Her kriz sonrası binlerce gazeteci işten el çektirilir. Bu yüzden 10 Ocak günü çalışan değil işsiz ve tutuklu gazeteciler günü olarak hatırlamak ve not düşmek herhalde yanlış olmaz.10 Ocak 1961 günü Türkiye için basın tarihinde önemli bir dönüm noktasıdır. Demokrat parti iktidarını askeri bir darbeyle deviren 27 Mayıs Milli Birlik Komitesi gazetecilere önemli haklar sağladı. Bunun üzerine 9 gazete patronu 212 sayılı basın yasasına karşı çıkarak üç günlük gazete çıkarmamak suretiyle tepki gösterdi.
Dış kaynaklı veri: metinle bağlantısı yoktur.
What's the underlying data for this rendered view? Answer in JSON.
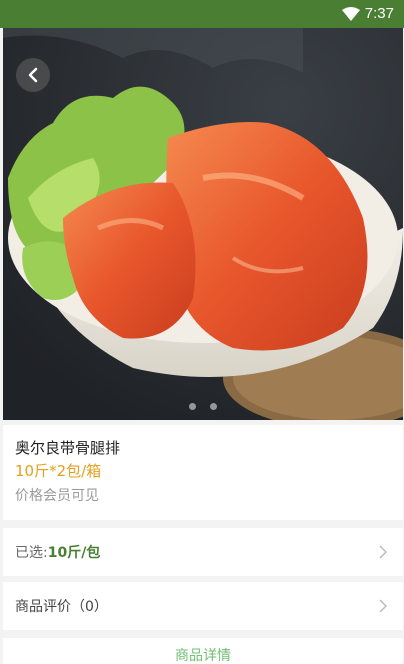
{
  "status_bar": {
    "time": "7:37",
    "wifi_icon": "wifi-icon"
  },
  "hero": {
    "image_icon": "food-photo",
    "back_icon": "chevron-left-icon",
    "page_count": 2,
    "active_page": 1
  },
  "product": {
    "name": "奥尔良带骨腿排",
    "spec": "10斤*2包/箱",
    "price_note": "价格会员可见"
  },
  "selection": {
    "label": "已选:",
    "value": "10斤/包"
  },
  "reviews": {
    "label": "商品评价（0）"
  },
  "detail_tab": {
    "label": "商品详情"
  },
  "colors": {
    "accent": "#4a7f33",
    "spec": "#e4a01a",
    "tab": "#6fbf73"
  }
}
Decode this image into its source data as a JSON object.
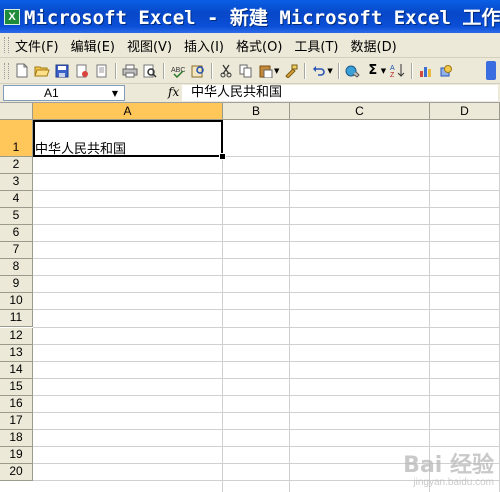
{
  "window": {
    "title": "Microsoft Excel - 新建 Microsoft Excel 工作表",
    "app_icon": "excel-icon"
  },
  "menu": [
    {
      "label": "文件(F)"
    },
    {
      "label": "编辑(E)"
    },
    {
      "label": "视图(V)"
    },
    {
      "label": "插入(I)"
    },
    {
      "label": "格式(O)"
    },
    {
      "label": "工具(T)"
    },
    {
      "label": "数据(D)"
    }
  ],
  "toolbar": {
    "buttons": [
      "new-icon",
      "open-icon",
      "save-icon",
      "permission-icon",
      "print-preview-icon",
      "print-icon",
      "preview-icon",
      "spelling-icon",
      "research-icon",
      "cut-icon",
      "copy-icon",
      "paste-icon",
      "format-painter-icon",
      "undo-icon",
      "hyperlink-icon",
      "autosum-icon",
      "sort-ascending-icon",
      "chart-wizard-icon",
      "drawing-icon"
    ],
    "autosum_glyph": "Σ",
    "sort_glyph": "A↓Z"
  },
  "formula_bar": {
    "name_box": "A1",
    "fx": "fx",
    "value": "中华人民共和国"
  },
  "sheet": {
    "columns": [
      "A",
      "B",
      "C",
      "D"
    ],
    "active_column": "A",
    "rows": [
      "1",
      "2",
      "3",
      "4",
      "5",
      "6",
      "7",
      "8",
      "9",
      "10",
      "11",
      "12",
      "13",
      "14",
      "15",
      "16",
      "17",
      "18",
      "19",
      "20"
    ],
    "active_row": "1",
    "cells": {
      "A1": "中华人民共和国"
    }
  },
  "watermark": {
    "text": "Bai 经验",
    "subtext": "jingyan.baidu.com"
  },
  "colors": {
    "titlebar": "#0a4fd8",
    "chrome": "#ece9d8",
    "active_header": "#ffc65a",
    "gridline": "#d0d0d0"
  }
}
Bunun üzerine İstanbul Gazeteciler Sendikası ,toplumu habersiz bırakmamak için “Basın” isimli bir gazete çıkardı. Gazeteciler Sendikası öncülüğünde 10 Ocak 1961 tarihinde Babıali den İstanbul Valiliğine kadar yürüyüş yaptı.
“Basın” gazetesi günlük tirajını yüz bini geçince gazete sahipleri yasayı kabul etmek zorunda kaldı.
Bazı okurlar şöyle diyebilir . Sende bir gazete sahibi değil misin ! Elbette bende gazete sahibiyim. Ancak benim gazete sahipliğim patronluk düzeyinde hiç olmadı. Hiçbir zaman kendimi gazetede patronu olarak görmedim. Bu yüzden basın özgürlüğünün önünde en büyük engellerden bir tanesi gazete patronları olduğu kanaatindeyim. 10 Ocak Çalışan Gazeteciler Gününün kısa ve öz hikayesi böyle. O tarihten itibaren 10 Ocak günü “Çalışan Gazeteciler Günü” olarak kutlanmaya başladı. 12 Mart 12 Eylül 1980 darbeleri sonrası gazeteciler baskılara maruz kaldı. Daha sonra 2001 krizi sonucu 5000 yakın gazeteci işsiz kaldı. Akp iktidarı ile başlayan süreçte yeni bir dönem açıldı. Bu sürecin adı çok seslilikten tek sesliliğe doğru evrildi. Türkiye tutuklu gazeteci sayısında dünya birincisi oldu. Halen 147 gazeteci cezaevinde bulunuyor. O nedenle 10 Ocak Gazeteciler Günü Tutuklu Gazetecilik Günü olarak giriliyor. Bu durum son derece doğal karşılanıyor. Önce düşünce ve ifade özgürlüğü konusunu konuşmalıyız. Onca gazetecinin tutuklu ve işsiz olduğu günün ismi yeniden değerlendirilmeli. Bu şartlar altında Gazetecilik Gününü kutlamak çok anlamlı değil. Bir başka önemli konu gazeteci haber peşinde koşan vicdanlı insandır. Muhalif seslere kulaklarını tıkayan onların sesine yer vermeyen gazetecilik ancak bülten gazeteciliğidir. En büyük tehlike gazetelerin ve gazetecilerin kendi kendine uygulamış olduğu oto sansürdür. Bu tehlikeli gidiş gazeteciliğin gelebileceği en son noktadır.